Exemplos claros disso são o capitalismo, por exemplo, da segundo metade do século XIX, e actualmente ( aquela que se já não é a maior economia capitalista do mundo o será a curto prazo) a China. Se o capitalismo nas sociedades ocidentais nos mostra nas últimas décadas, para usar uma expressão caída em desuso, um rosto humano, isso deve-se à luta constante dos operários, das populações em geral, dos movimentos de emancipação, na sua exigência e obtenção de novos direitos. O Estado social, hoje em dia tão acarinhado por aqueles que ainda recentemente o vilipendiavam, não é mais do que uma dessas criações que, lembrando novamente keynes, permitem o controlo e o equilíbrio do sistema.

3 comentários:

  1. Caro Helder,

    agradeco a contribuicao no blog e fico impressionado com o bom post.


    Mas para fazer breves comentarios ao post aqui vai:


    "Não deixa de ser refrescante que face à crise dos mercados financeiros que abalou recentemente o mundo, se tenha ouvido um coro de lamentos acerca da ganância dos investidores e da sua falta de respeito pelo bem comum. Mas então a única motivação económica não é o lucro? Da "racionalidade" dos mercados não resulta inevitavelmente o bem comum?"

    Primeiro, a racionalidade referida neste texto so funciona em termos de mercados competitivos e nao monopolios. Se nao houver competitividade, o mercado nao funciona. Mas o conceito de racionalidade, em economia, e o de accoes que promovem o auto interesse. Mais precisamente, as escolhas tem de ser, no minimo, transitivas e completas.
    Segundo, nao se afirma em economia que existe algum tipo de altruismo por parte dos individuos. Pelo contrario, os individuos sao egoistas. O que acontece e que esse egoismo leva ao bem estar geral porque todos querem o melhor para si. Exemplo: empresas x, y, z que vendem bens alimentares, eles vao competir para oferecer o produto de melhor qualidade e preco de forma a que os consumidores fiquem satisfeitos.

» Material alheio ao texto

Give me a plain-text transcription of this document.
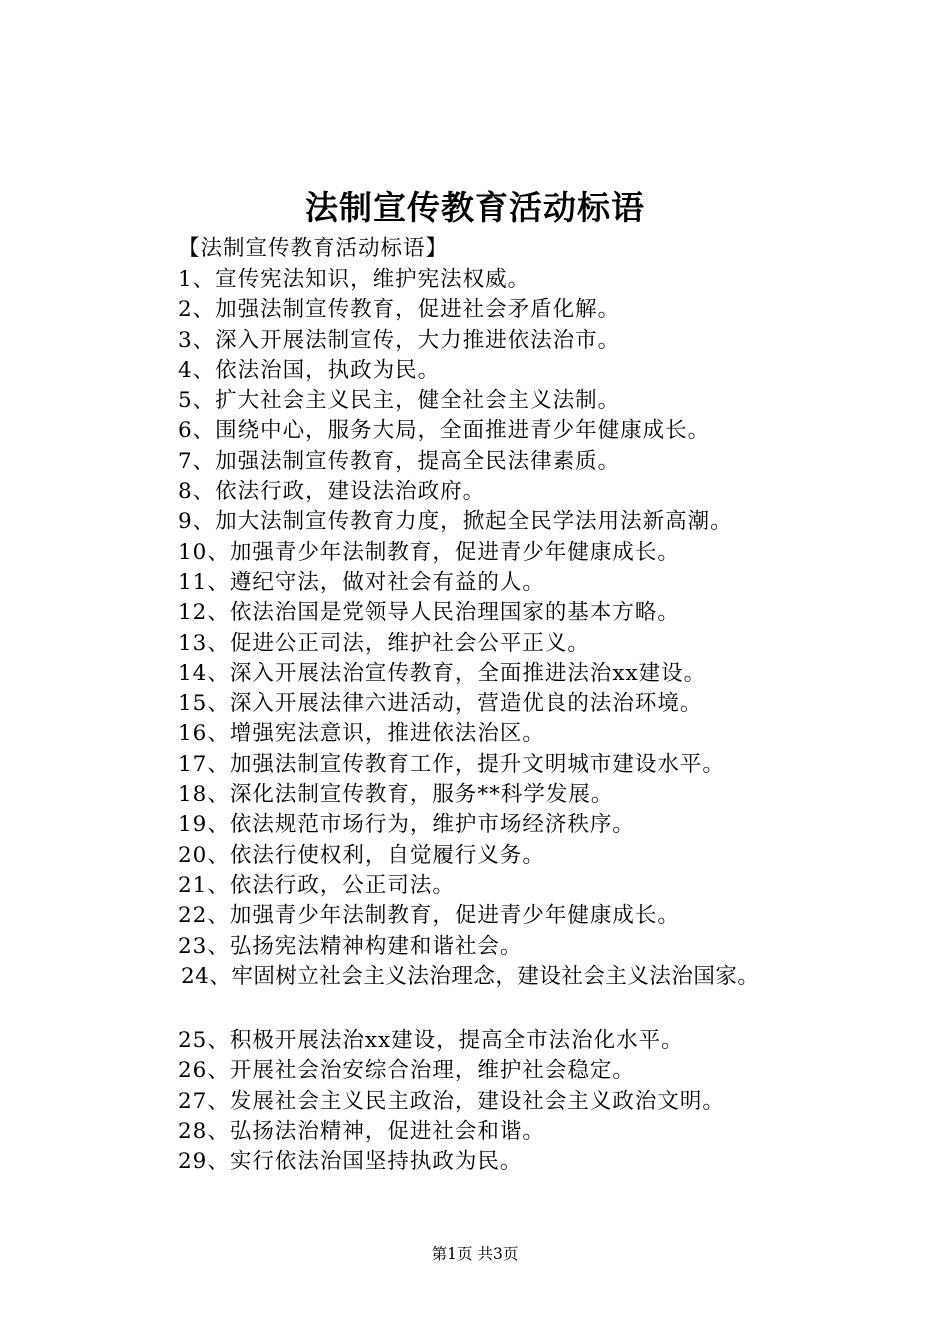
法制宣传教育活动标语
【法制宣传教育活动标语】
1、宣传宪法知识，维护宪法权威。
2、加强法制宣传教育，促进社会矛盾化解。
3、深入开展法制宣传，大力推进依法治市。
4、依法治国，执政为民。
5、扩大社会主义民主，健全社会主义法制。
6、围绕中心，服务大局，全面推进青少年健康成长。
7、加强法制宣传教育，提高全民法律素质。
8、依法行政，建设法治政府。
9、加大法制宣传教育力度，掀起全民学法用法新高潮。
10、加强青少年法制教育，促进青少年健康成长。
11、遵纪守法，做对社会有益的人。
12、依法治国是党领导人民治理国家的基本方略。
13、促进公正司法，维护社会公平正义。
14、深入开展法治宣传教育，全面推进法治xx建设。
15、深入开展法律六进活动，营造优良的法治环境。
16、增强宪法意识，推进依法治区。
17、加强法制宣传教育工作，提升文明城市建设水平。
18、深化法制宣传教育，服务**科学发展。
19、依法规范市场行为，维护市场经济秩序。
20、依法行使权利，自觉履行义务。
21、依法行政，公正司法。
22、加强青少年法制教育，促进青少年健康成长。
23、弘扬宪法精神构建和谐社会。
24、牢固树立社会主义法治理念，建设社会主义法治国家。
25、积极开展法治xx建设，提高全市法治化水平。
26、开展社会治安综合治理，维护社会稳定。
27、发展社会主义民主政治，建设社会主义政治文明。
28、弘扬法治精神，促进社会和谐。
29、实行依法治国坚持执政为民。
第1页 共3页
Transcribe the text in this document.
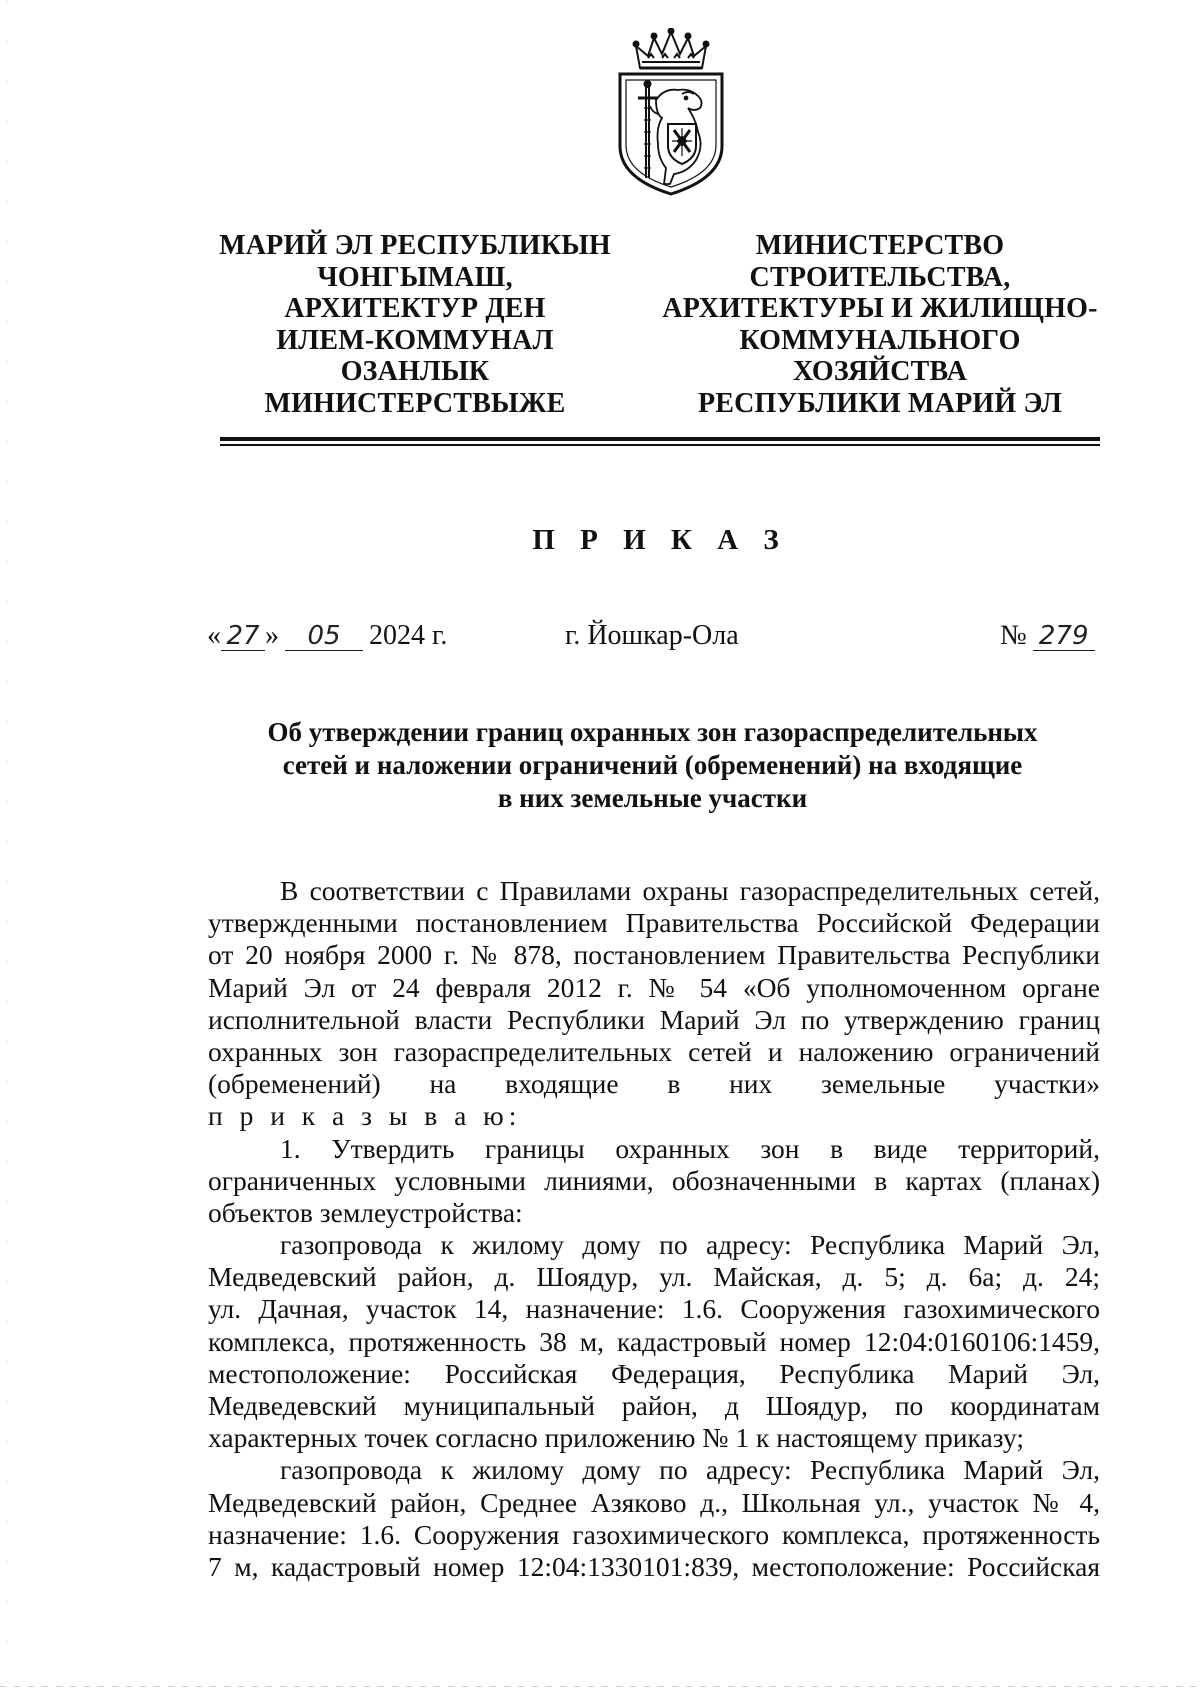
МАРИЙ ЭЛ РЕСПУБЛИКЫН
ЧОНГЫМАШ,
АРХИТЕКТУР ДЕН
ИЛЕМ-КОММУНАЛ
ОЗАНЛЫК
МИНИСТЕРСТВЫЖЕ
МИНИСТЕРСТВО
СТРОИТЕЛЬСТВА,
АРХИТЕКТУРЫ И ЖИЛИЩНО-
КОММУНАЛЬНОГО
ХОЗЯЙСТВА
РЕСПУБЛИКИ МАРИЙ ЭЛ
П Р И К А З
« 27 » 05 2024 г.	г. Йошкар-Ола	№ 279
Об утверждении границ охранных зон газораспределительных
сетей и наложении ограничений (обременений) на входящие
в них земельные участки
В соответствии с Правилами охраны газораспределительных сетей,
утвержденными постановлением Правительства Российской Федерации
от 20 ноября 2000 г. № 878, постановлением Правительства Республики
Марий Эл от 24 февраля 2012 г. № 54 «Об уполномоченном органе
исполнительной власти Республики Марий Эл по утверждению границ
охранных зон газораспределительных сетей и наложению ограничений
(обременений) на входящие в них земельные участки»
п р и к а з ы в а ю:
1. Утвердить границы охранных зон в виде территорий,
ограниченных условными линиями, обозначенными в картах (планах)
объектов землеустройства:
газопровода к жилому дому по адресу: Республика Марий Эл,
Медведевский район, д. Шоядур, ул. Майская, д. 5; д. 6а; д. 24;
ул. Дачная, участок 14, назначение: 1.6. Сооружения газохимического
комплекса, протяженность 38 м, кадастровый номер 12:04:0160106:1459,
местоположение: Российская Федерация, Республика Марий Эл,
Медведевский муниципальный район, д Шоядур, по координатам
характерных точек согласно приложению № 1 к настоящему приказу;
газопровода к жилому дому по адресу: Республика Марий Эл,
Медведевский район, Среднее Азяково д., Школьная ул., участок № 4,
назначение: 1.6. Сооружения газохимического комплекса, протяженность
7 м, кадастровый номер 12:04:1330101:839, местоположение: Российская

    Terceiro, a causa da crise financeira nao foi o mercado livre, mas o excesso de regulacao que nao permitiu o sistema financeiro funcionar. Alias, entre economistas (serios) todos admitem que isto e verdade, que se o estado mete a mao, o mercado deixa de funcionar.

    Quarto, nao e verdade que tenha de resultar no bem comum, mas normalmente e assim.


    "Por outro lado, a ideia de que o capitalismo favorece a conservação dos recursos para a salvaguarda de lucros futuros esbarra quotidianamente com a realidade do empreendimento capitalista de exploração manifesta desses recursos até à sua exaustão"

    De novo, o problema trata-se de uma ma distribuicao de direitos de propriedade e de falta de competitividade dos mercados.Alem disso, lamento dizer que a afirmacao acima carece de dados empiricos que a comprovem. Alem disso, o proprio exemplo dado do petroleo mostra exactamente que existe preocupacao com a venda do produto, e por isso que o petroleo e tao alto. Como diz o Nobel da Economia Stigliztz, os precos sao a forma dos consumidores e os vendedores comunicarem. Isto e, vou por o preco mais caro para tu nao poderes comprar ou comprares menos.



    "A "racionalidade" capitalista não é incompatível com a jornada de 16 horas, com o trabalho infantil, com a exploração de recursos naturais e humanos, com a falta de protecções sociais, etc."

    De facto nao e. Mas nao conheco nenhum economista que o diga. O argumento que normalmente se usa neste caso (libertario) e que e um preconceito pensar que a criancas nao podem trabalhar e devem estudar (o que eu nao concordo).



    Abraco

    Luis

    ResponderEliminar
  2. ""A "racionalidade" capitalista não é incompatível com a jornada de 16 horas, com o trabalho infantil, com a exploração de recursos naturais e humanos, com a falta de protecções sociais, etc.""
    Em rigor, nao e incompativel com nenhum sistema economico, isto depende dos valores morais/eticos de cada sociedade.

    ResponderEliminar
  3. "O argumento que normalmente se usa neste caso (libertario) e que e um preconceito pensar que a criancas nao podem trabalhar e devem estudar (o que eu nao concordo)."

    Em rigor, e de facto um preconceito pensar que as criancas nao possam trabalhar mas as pessoas, em geral, nao querem isso para os seus filhos e tentam transpor essa crenca para o campo moral. Mas e pouco provavel que uma sociedade livre, ou mais anarquica, aceitasse o trabalho infantil dado que a vasta maioria das pessoas se lhe opoe.